The children have resided continuously in the State of Iowa with their father since the date of the dissolution of the marriage. Since April 1991, all the children's medical treatment, psychological care and attention, dental treatment, education, and general upbringing has occurred in the State of Iowa. While it is true that the mother has exercised visitation in Connecticut for one month in the summer and two weeks during the year her contact with the children has been limited. It is clear by the record that the children were seen by various professionals while residing in the State of Connecticut. However, according to the testimony presented, all of the professional care that the children have received for medical, psychological and psychiatric, dental, educational, and other health issues have occurred in the State of Iowa since the date of the dissolution. The court therefore concludes that based upon the evidence presented and the contents of the file that the State of Iowa is clearly the state wherein substantial evidence exists concerning the children's present and/or care, protection, training, and personal relationships.
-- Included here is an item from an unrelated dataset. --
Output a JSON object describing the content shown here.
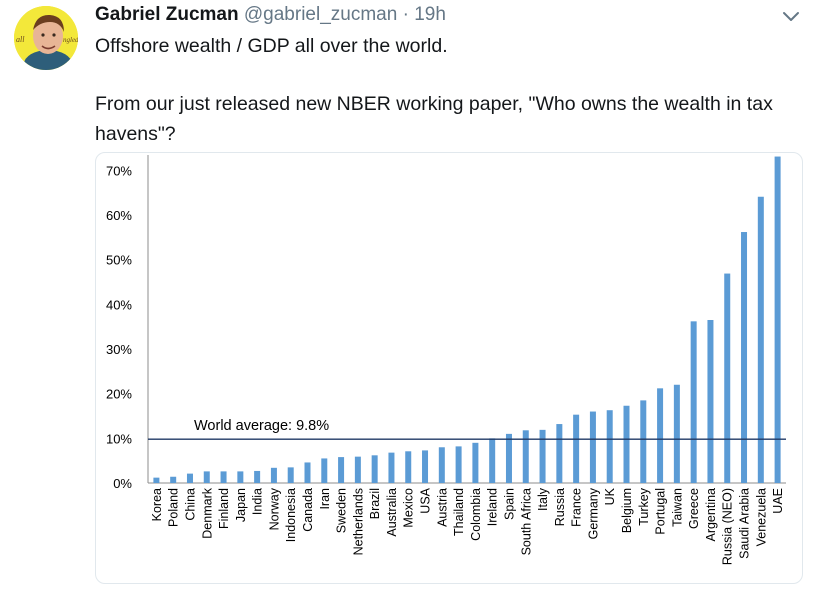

It is well established that the UCCJA confers subject matter jurisdiction in cases involving interstate custody disputes.Muller v. Muller, 43 Conn. App. 327, 335-336 (1996). Further, a CT Page 12944 trial court's continuing jurisdiction over matters concerning the custody of a child is dependent upon those provisions encompassed within the UCCJA, after a plenary hearing with a full explication of the facts essential to the decision. Grynkewich v. McGinley,3 Conn. App. 541 (1985). It is clear by the evidence that Connecticut is not the home state of the parties minor children. The only provisions of the UCCJA which would grant the court jurisdiction is 46b-93 (a)(2). For reasons stated above, the court does not have jurisdiction under this section. Substantial evidence concerning the children's present and future care, protection, training and personal relationships exist in the State of Iowa, not the State of Connecticut. It is clear that the State of Iowa has present access to the relevant evidence about the child and father. The State of Iowa is the forum with the maximum contact concerning the minor children as to both present and future considerations. Kioukis v. Kioukis, 185 Conn. 249 (1981).

The plaintiffs reliance on the PKPA fails to place any legal inport to the provision of sub-Section 1738(c)(1) as it applies to the retention of jurisdiction by the Connecticut court. The Connecticut court must hear plaintiffs Motion to Modify if, "such court has jurisdiction under the law of such state . . ." The court must first determine whether it has jurisdiction under the UCCJA to complete the required analysis. (See C.G.S. 46b-56). As stated above, this court does not have jurisdiction to hear the plaintiffs Motion to Modify.

The plaintiff further states in her Memorandum of Law that the Uniform Child Custody Jurisdiction Enforcement Act known as "UCCJEA" was adopted by the Connecticut Legislature in 1999. The plaintiff argues that the purpose of Section 2024 of the UCCJEA was to address the ongoing problem of conflicting decisions regarding modifications/jurisdiction. As indicated by the plaintiff, the public act is not in effect at present. Said public act does not take effect until July 1, 2000. The act, therefore, does not apply to the present Motion to Dismiss before the court and shall not be considered.

The Court hereby dismisses the plaintiffs Motion to Reopen Judgment and Modify Custody based upon the statutory law and common law interpreting the same presently in effect as of the date of the rendering of this decision.